Sure there are black men like Eddie Murphy, Flip Wilson, Martin Lawrence, Jamie Foxx, Wesley Snipes and the entire male half of the Wayans family who have all explored their feminine side for the purpose of a few laughs. But to be fair, men across the racial line like Dustin Hoffman, Tom Hanks, John Travolta, Robin Williams, Michael J. Fox, etc…have all rocked a skirt and heels too. Hollywood seems to have a strange relationship with men in drag period. For some reason, it is supposed to be funny. Or as Chris Rock once said:
“I mean, hey, lots of comedians dress up like women, not just Black. It’s one of the oldest tricks in the book. Men in drag…There was Mrs. Doubtfire. [Adam] Sandler’s next movies is Jack and Jill. He plays his brother and sister. [The Black community] doesn’t have that many movies, so if there’s only four Black movies in a year and two of them star Black men in dresses, I could see how that would upset some people. But that’s a job for some people. Tyler Perry is great in a dress, but I don’t want to see Denzel or Will Smith in a dress. And I don’t think we’re in any danger of seeing that.”

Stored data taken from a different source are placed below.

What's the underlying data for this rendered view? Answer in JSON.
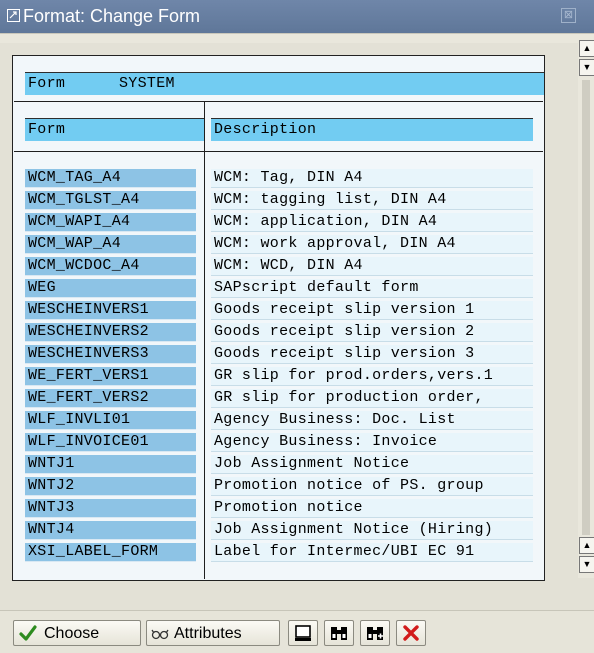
{
  "window": {
    "title": "Format: Change Form",
    "close_glyph": "⊠"
  },
  "table": {
    "filter_label": "Form",
    "filter_value": "SYSTEM",
    "col_form": "Form",
    "col_description": "Description",
    "rows": [
      {
        "form": "WCM_TAG_A4",
        "description": "WCM: Tag, DIN A4"
      },
      {
        "form": "WCM_TGLST_A4",
        "description": "WCM: tagging list, DIN A4"
      },
      {
        "form": "WCM_WAPI_A4",
        "description": "WCM: application, DIN A4"
      },
      {
        "form": "WCM_WAP_A4",
        "description": "WCM: work approval, DIN A4"
      },
      {
        "form": "WCM_WCDOC_A4",
        "description": "WCM: WCD, DIN A4"
      },
      {
        "form": "WEG",
        "description": "SAPscript default form"
      },
      {
        "form": "WESCHEINVERS1",
        "description": "Goods receipt slip version 1"
      },
      {
        "form": "WESCHEINVERS2",
        "description": "Goods receipt slip version 2"
      },
      {
        "form": "WESCHEINVERS3",
        "description": "Goods receipt slip version 3"
      },
      {
        "form": "WE_FERT_VERS1",
        "description": "GR slip for prod.orders,vers.1"
      },
      {
        "form": "WE_FERT_VERS2",
        "description": "GR slip for production order,"
      },
      {
        "form": "WLF_INVLI01",
        "description": "Agency Business: Doc. List"
      },
      {
        "form": "WLF_INVOICE01",
        "description": "Agency Business: Invoice"
      },
      {
        "form": "WNTJ1",
        "description": "Job Assignment Notice"
      },
      {
        "form": "WNTJ2",
        "description": "Promotion notice of PS. group"
      },
      {
        "form": "WNTJ3",
        "description": "Promotion notice"
      },
      {
        "form": "WNTJ4",
        "description": "Job Assignment Notice (Hiring)"
      },
      {
        "form": "XSI_LABEL_FORM",
        "description": "Label for Intermec/UBI EC 91"
      }
    ]
  },
  "toolbar": {
    "choose_label": "Choose",
    "attributes_label": "Attributes"
  },
  "colors": {
    "header_band": "#72ccf2",
    "form_cell": "#8dc3e5",
    "desc_cell": "#e8f5fb",
    "titlebar": "#6a81a3"
  }
}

It’s a cheap laugh – although a stupid and sexist one. If anybody should be offended it should be women, who have to sit around and watch men reinforce certain stereotypical images (particularly the finger snapping, eye-rolling flamboyantly dressed black woman) and basically have to endure what is best described as the gender equivalent of black face – or if the character happens to be black: blackface. So before we can talk about Hollywood’s nefarious grand scheme to feminize black men, let’s not ignore how black women have been completely censured, mis-characterized and eventually erased comically not just by the white decision makers, who deny them platforms, but also with assistance from our very own black brothers, who seem more than willing to sell out our image for a check. Perhaps I am making a big deal out of what is just a joke. However, as Hart says, there are repercussions for offensive material and perhaps for all the talk about “respect,” it’s about time that black women start demanding some of our own.